Linearizing equations of motion

Question

I am given the equations of motion: $$\dot{r} = f(r)p_r,$$ $$\dot{p_r} = -\frac{V'(r)}{2f(r)}-\frac{f'(r){p_r}^2}{2}+\frac{V(r)-E^2}{2f^2(r)}f'(r)$$ Along with the conditions that $$E^2-V(r_0)=V'(r_0)=0$$

I need to linearize the equations of motion around a circular orbit at $r=r_0$ so I tried to calculate the Jacobian matrix using Mathematica:

jacobianMatrix = 
 Grad[{f[r] p[r], -V'[r]/(2 f[r]) - (f'[r] p[r]^2)/
        2 + (V[r] - En^2)/(2 f[r]^2) f'[r]}, {r, p[r]}] /. r -> r0 /. 
    En^2 -> V[r0] /. V'[r0] -> 0 // MatrixForm

which gives me the output:

$$\left( \begin{array}{cc} p_{r_0} f'({r_0}) & f({r_0}) \\ -\frac{1}{2} p_{r_0}^2 f''({r_0})-\frac{V''({r_0})}{2 f({r_0})} & -p_{r_0} f'({r_0}) \\ \end{array} \right)$$

But the given solution in the paper on page 13 is:

$$\delta\dot{r}=\delta p_r,$$ $$\delta \dot{p_r}=-\frac{V''(r_0)\delta r}{2f(r_0)}$$

where I am getting the $-\frac{V''(r_0)}{2f(r_0)}$ term along with extra terms, I am not sure why the other terms vanish.
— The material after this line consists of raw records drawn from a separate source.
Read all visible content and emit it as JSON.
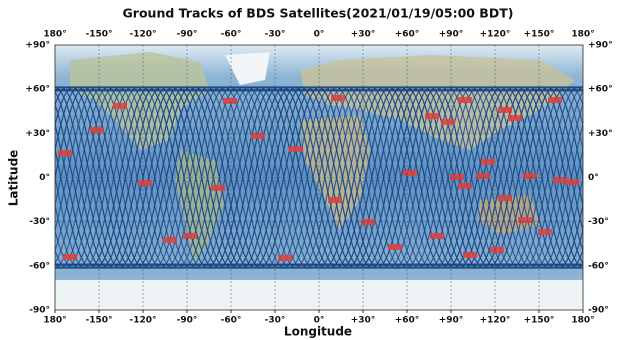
{
  "chart_data": {
    "type": "map",
    "title": "Ground Tracks of BDS Satellites(2021/01/19/05:00 BDT)",
    "xlabel": "Longitude",
    "ylabel": "Latitude",
    "xlim": [
      -180,
      180
    ],
    "ylim": [
      -90,
      90
    ],
    "xticks": [
      {
        "value": -180,
        "label": "180°"
      },
      {
        "value": -150,
        "label": "-150°"
      },
      {
        "value": -120,
        "label": "-120°"
      },
      {
        "value": -90,
        "label": "-90°"
      },
      {
        "value": -60,
        "label": "-60°"
      },
      {
        "value": -30,
        "label": "-30°"
      },
      {
        "value": 0,
        "label": "0°"
      },
      {
        "value": 30,
        "label": "+30°"
      },
      {
        "value": 60,
        "label": "+60°"
      },
      {
        "value": 90,
        "label": "+90°"
      },
      {
        "value": 120,
        "label": "+120°"
      },
      {
        "value": 150,
        "label": "+150°"
      },
      {
        "value": 180,
        "label": "180°"
      }
    ],
    "yticks": [
      {
        "value": -90,
        "label": "-90°"
      },
      {
        "value": -60,
        "label": "-60°"
      },
      {
        "value": -30,
        "label": "-30°"
      },
      {
        "value": 0,
        "label": "0°"
      },
      {
        "value": 30,
        "label": "+30°"
      },
      {
        "value": 60,
        "label": "+60°"
      },
      {
        "value": 90,
        "label": "+90°"
      }
    ],
    "grid": true
  }
}
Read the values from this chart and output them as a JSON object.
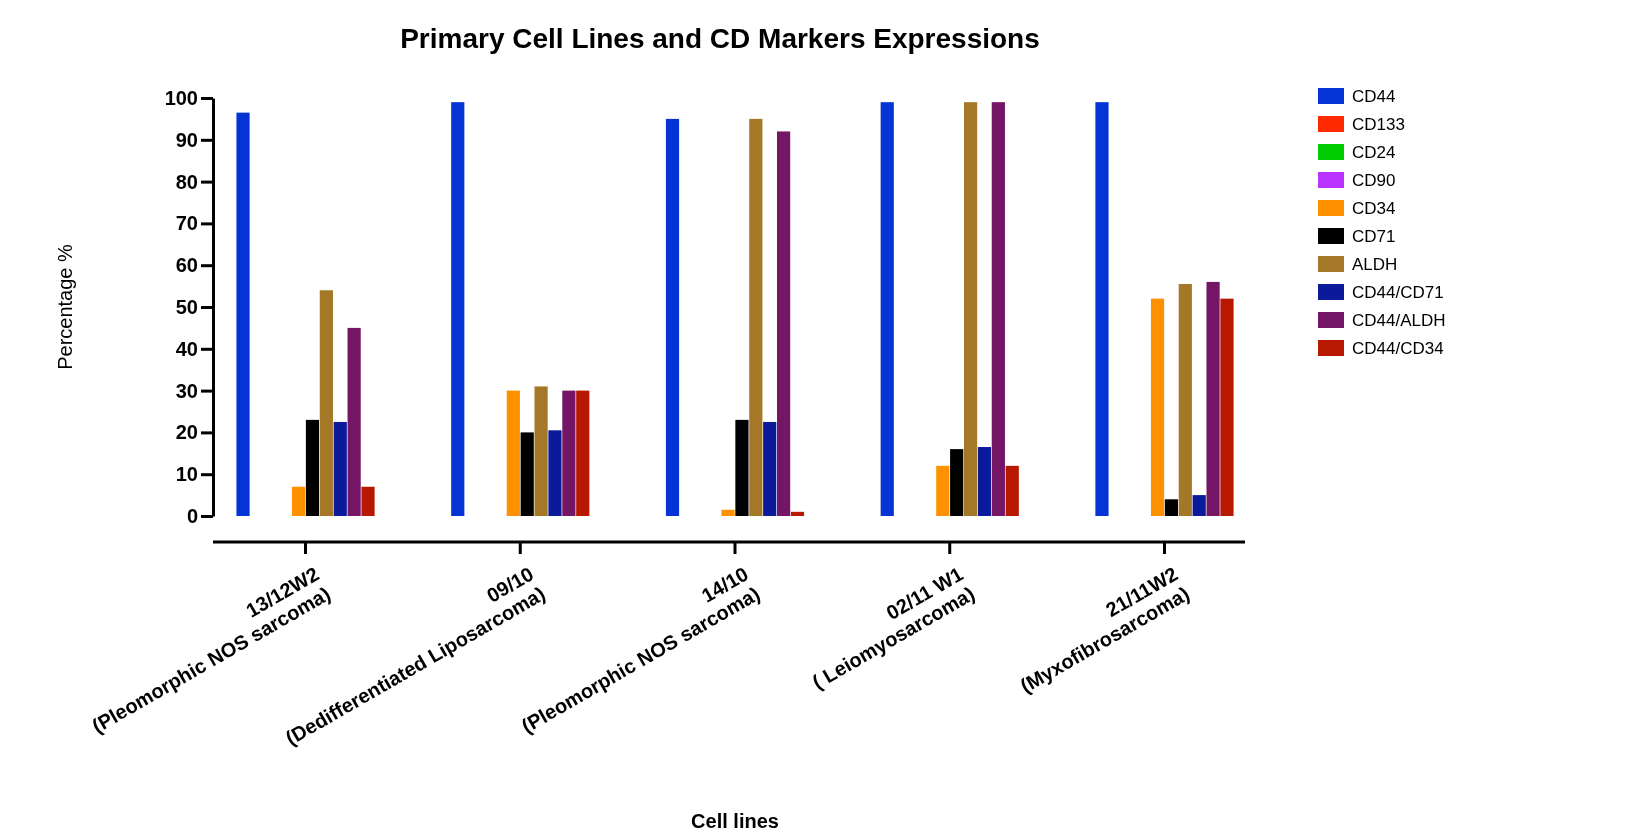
{
  "chart_data": {
    "type": "bar",
    "title": "Primary Cell Lines and CD Markers Expressions",
    "xlabel": "Cell lines",
    "ylabel": "Percentage %",
    "categories": [
      "13/12W2\n(Pleomorphic NOS sarcoma)",
      "09/10\n(Dedifferentiated Liposarcoma)",
      "14/10\n(Pleomorphic NOS sarcoma)",
      "02/11 W1\n( Leiomyosarcoma)",
      "21/11W2\n(Myxofibrosarcoma)"
    ],
    "series": [
      {
        "name": "CD44",
        "color": "#0433d6",
        "values": [
          96.5,
          99,
          95,
          99,
          99
        ]
      },
      {
        "name": "CD133",
        "color": "#ff2a00",
        "values": [
          0,
          0,
          0,
          0,
          0
        ]
      },
      {
        "name": "CD24",
        "color": "#00cc00",
        "values": [
          0,
          0,
          0,
          0,
          0
        ]
      },
      {
        "name": "CD90",
        "color": "#bb33ff",
        "values": [
          0,
          0,
          0,
          0,
          0
        ]
      },
      {
        "name": "CD34",
        "color": "#ff9000",
        "values": [
          7,
          30,
          1.5,
          12,
          52
        ]
      },
      {
        "name": "CD71",
        "color": "#000000",
        "values": [
          23,
          20,
          23,
          16,
          4
        ]
      },
      {
        "name": "ALDH",
        "color": "#a57828",
        "values": [
          54,
          31,
          95,
          99,
          55.5
        ]
      },
      {
        "name": "CD44/CD71",
        "color": "#0a1a9a",
        "values": [
          22.5,
          20.5,
          22.5,
          16.5,
          5
        ]
      },
      {
        "name": "CD44/ALDH",
        "color": "#751565",
        "values": [
          45,
          30,
          92,
          99,
          56
        ]
      },
      {
        "name": "CD44/CD34",
        "color": "#b81800",
        "values": [
          7,
          30,
          1,
          12,
          52
        ]
      }
    ],
    "ylim": [
      0,
      100
    ],
    "yticks": [
      0,
      10,
      20,
      30,
      40,
      50,
      60,
      70,
      80,
      90,
      100
    ],
    "legend": "right"
  }
}
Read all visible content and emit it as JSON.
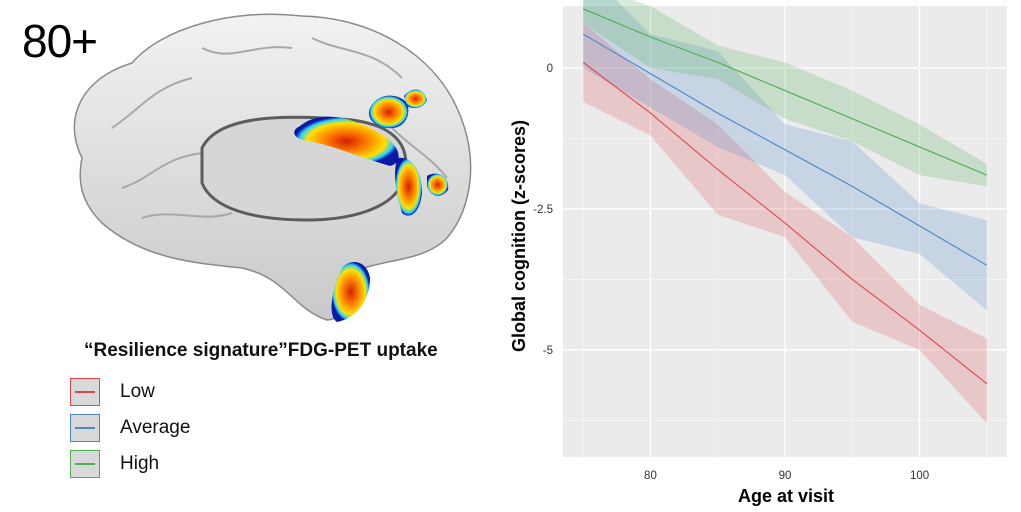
{
  "figure": {
    "age_group": "80+",
    "legend_title": "“Resilience signature”FDG-PET uptake",
    "legend": [
      {
        "label": "Low",
        "color": "#e0474c"
      },
      {
        "label": "Average",
        "color": "#4a86c8"
      },
      {
        "label": "High",
        "color": "#4caf50"
      }
    ]
  },
  "chart_data": {
    "type": "line",
    "xlabel": "Age at visit",
    "ylabel": "Global cognition (z-scores)",
    "xlim": [
      73.5,
      106.5
    ],
    "ylim": [
      -6.9,
      1.1
    ],
    "x_ticks": [
      80,
      90,
      100
    ],
    "x_tick_labels": [
      "80",
      "90",
      "100"
    ],
    "y_ticks": [
      0,
      -2.5,
      -5
    ],
    "y_tick_labels": [
      "0",
      "-2.5",
      "-5"
    ],
    "grid": true,
    "background": "#ebebeb",
    "x": [
      75,
      80,
      85,
      90,
      95,
      100,
      105
    ],
    "series": [
      {
        "name": "Low",
        "color": "#e0474c",
        "values": [
          0.1,
          -0.8,
          -1.8,
          -2.75,
          -3.75,
          -4.65,
          -5.6
        ],
        "lower": [
          -0.6,
          -1.2,
          -2.6,
          -3.0,
          -4.5,
          -5.0,
          -6.3
        ],
        "upper": [
          0.8,
          -0.2,
          -1.0,
          -2.2,
          -3.0,
          -4.2,
          -4.8
        ]
      },
      {
        "name": "Average",
        "color": "#4a86c8",
        "values": [
          0.6,
          -0.1,
          -0.8,
          -1.45,
          -2.1,
          -2.8,
          -3.5
        ],
        "lower": [
          0.0,
          -0.7,
          -1.4,
          -1.9,
          -3.0,
          -3.3,
          -4.3
        ],
        "upper": [
          1.8,
          0.6,
          0.3,
          -1.0,
          -1.3,
          -2.4,
          -2.7
        ]
      },
      {
        "name": "High",
        "color": "#4caf50",
        "values": [
          1.05,
          0.55,
          0.1,
          -0.4,
          -0.9,
          -1.4,
          -1.9
        ],
        "lower": [
          0.8,
          0.0,
          -0.2,
          -0.9,
          -1.3,
          -1.9,
          -2.1
        ],
        "upper": [
          1.5,
          1.1,
          0.4,
          0.1,
          -0.4,
          -1.0,
          -1.7
        ]
      }
    ]
  }
}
How to get the solution by using the concept of linearization?

Answer 1

Because the canonical apparatus is made for not doing geometry on tangent spaces:

Its always easier to take the series expansion of the Hamiltonian in the radius $r$ around some fixed $R$ up ou second order in

$$H(R+s) = H(R)+ H'(R) s + 1/2 H''(R) s^2.$$

For a stable circle solve for $p$

$$H'(R)==0$$

The rest is an harmonic oscillator.

By the principles, any function

$$F = f(q) P$$

generates canonically

$$Q = f(q) , p = f'(q) P = f'(f^1(Q)) P$$

In the same way. probably, your $f(r)$ as was induced into the Hamiltonian.